Nationwide, doctors are separating children from their parents and “having one conversation with the child and then a completely separate conversation with the parents,” he added, “and they don’t always match up.”

Gender clinics often give parents a “false dilemma” by telling them they must decide if they want a dead daughter or a living son, scaring them into believing they must surgically intervene or else lose their child, he noted.

“Parents need to understand that there is a growing body of scientific study across the world – not just here in the U.S., but across the world – that shows that intervention of this kind … actually increases the rate of suicide when these interventions are administered as minors,” he said. “Parents need to be aware of the science behind it and be able to push back if someone is lying to them about what their medical options are.”

Transgender sports at the high court

The Supreme Court is actively weighing two cases – B.P.J. v. West Virginia and Little v. Hecox, out of Idaho – over whether state bans on biological males in female sports are constitutional. The states argue their bans are necessary to protect women’s rights by ensuring an even playing field. 

LGBT advocates in Idaho are challenging the state’s Fairness in Women’s Sports Act, which states, “Athletic teams or sports designated for females, women, or girls shall not be open to students of the male sex.” The activists suing over it​​ have argued the law amounts to an “outright ban on participation of transgender student athletes.” The state has argued that men and women are biologically different, and that female athletes deserve their own lane to compete in. 

“Idaho’s women and girls deserve an equal playing field,” Idaho Attorney General Raúl Labrador said in a statement. “For too long, activists have worked to sideline women and girls in their own sports.”
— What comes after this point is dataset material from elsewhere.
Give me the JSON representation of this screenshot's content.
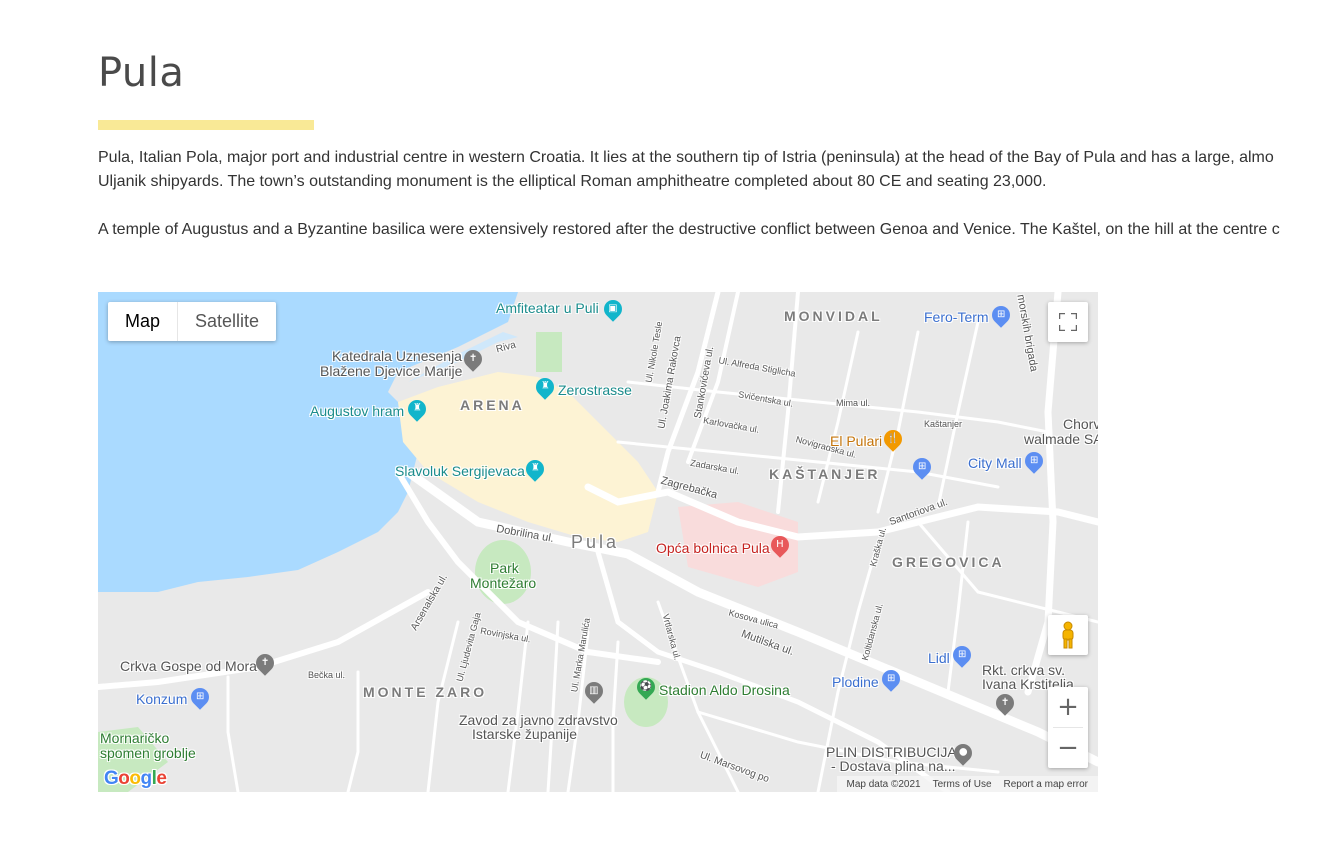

In West Virginia, a similar legal battle is unfolding over the Save Women’s Sports Act. “It’s unfair to let male athletes compete against women,” West Virginia Attorney General JB McCuskey said, noting that women’s sports should be preserved for women. 

The Supreme Court heard arguments in the case in January, as The Lion reported, and a majority of the justices appeared poised to uphold the state laws. A decision is expected by July.